A psychedelic cure; an exploration and analysis on the state’s relationship with scientific research
Neo-liberal western democracies strongly encourage scientific research and promote freedom of scientific practice. When taking a closer look at the legislation around research in psychedelic substances, however, it becomes apparent that there are number of obstacles restricting this scientific freedom. This paper explores these obstacles in light of the paradoxical relationship between the state and science. It is particularly timely because of the increasing interest in research on psychedelics in the West and rising awareness of their therapeutic potential. The paper aims to raise awareness about difficulties and obstacles present while doing research in psychedelics, and seeks to contribute to our understanding of how the state and scientific research are inextricably linked through historical, cultural and economic dependencies.
Aleksandra Gracjasz is a student at Utrecht University in the Netherlands.
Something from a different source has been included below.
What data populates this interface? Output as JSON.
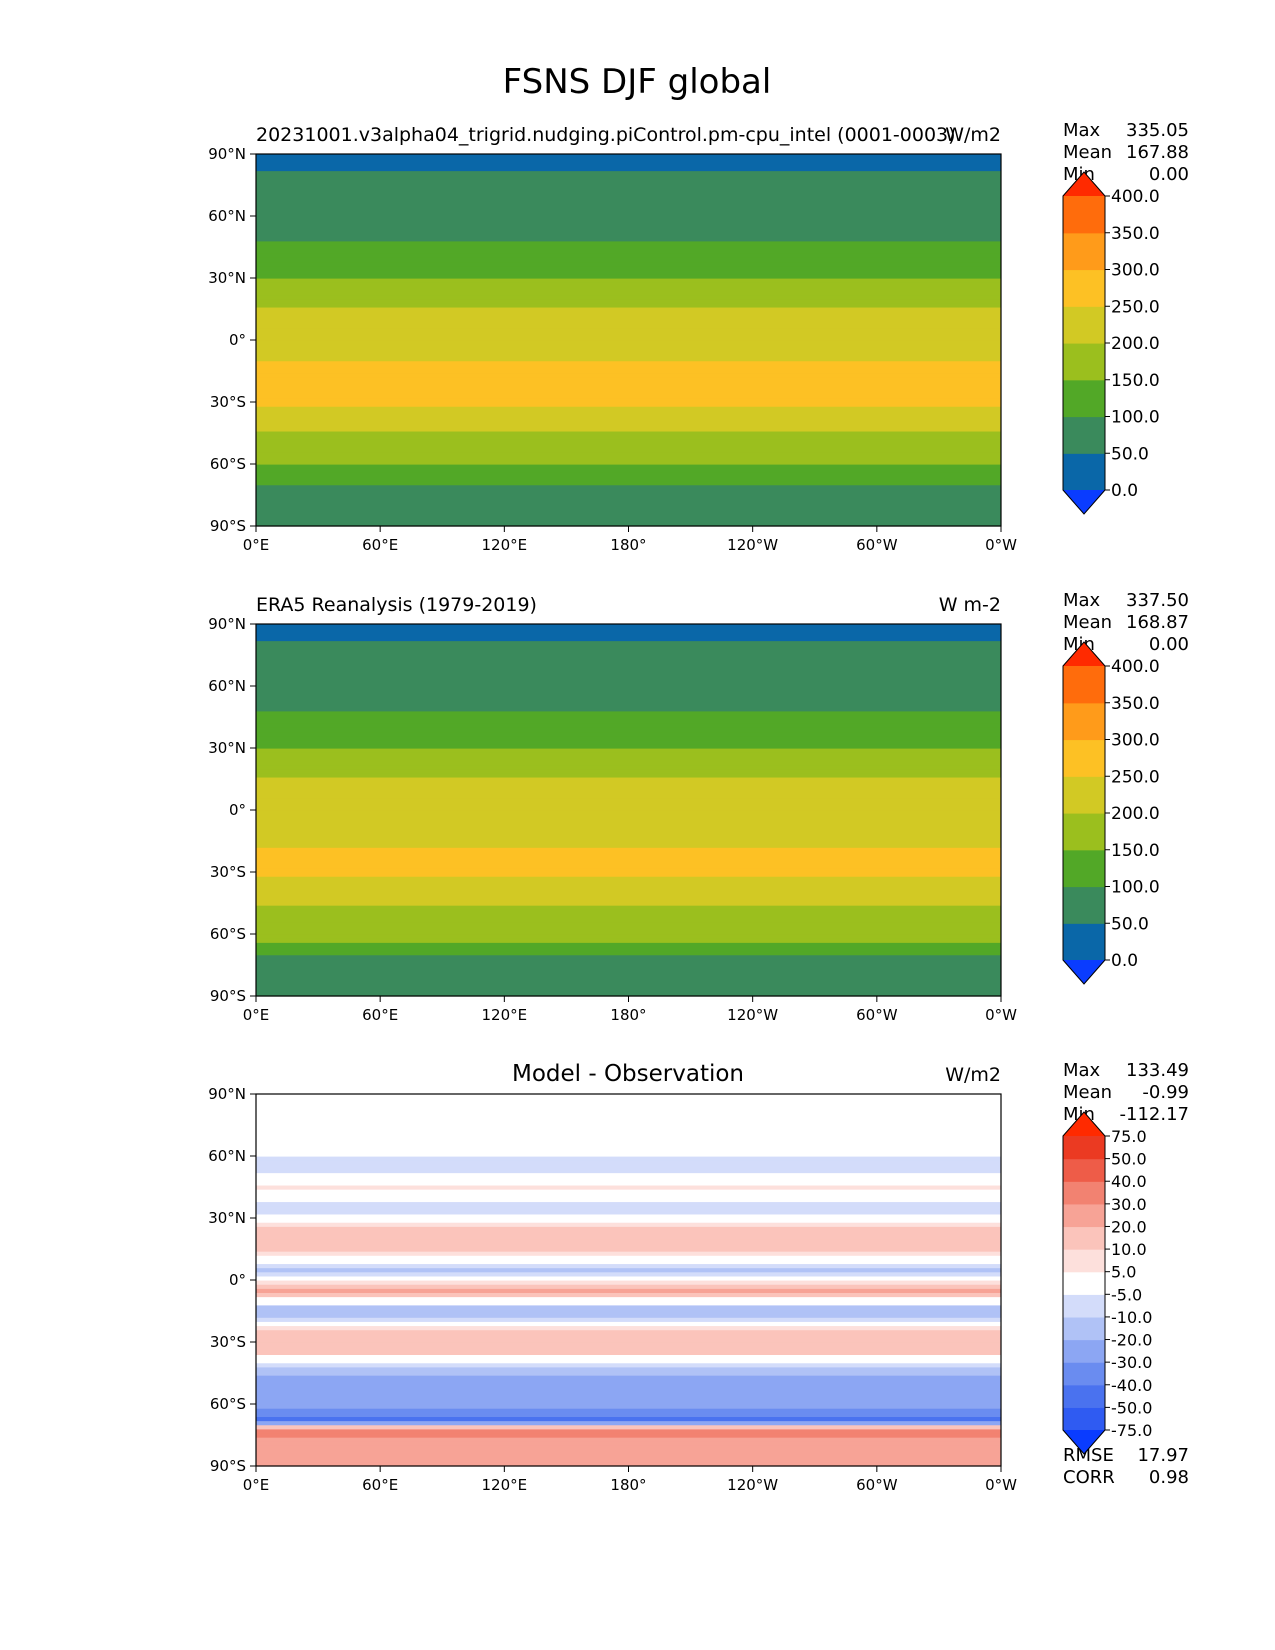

She started her current research master’s degree in Anthropology at the Department of Behavioural and Social Sciences in September 2015. Previously, she had pursued a bachelor degree in Sociology at the University of York, England, which she obtained in June 2014. Her present master’s thesis topic deals with altered states of consciousness (ASC) achieved through dance rituals. This topic was inspired by the essay she will present at the conference, which explores the relationship between the state and the research in psychedelic substances.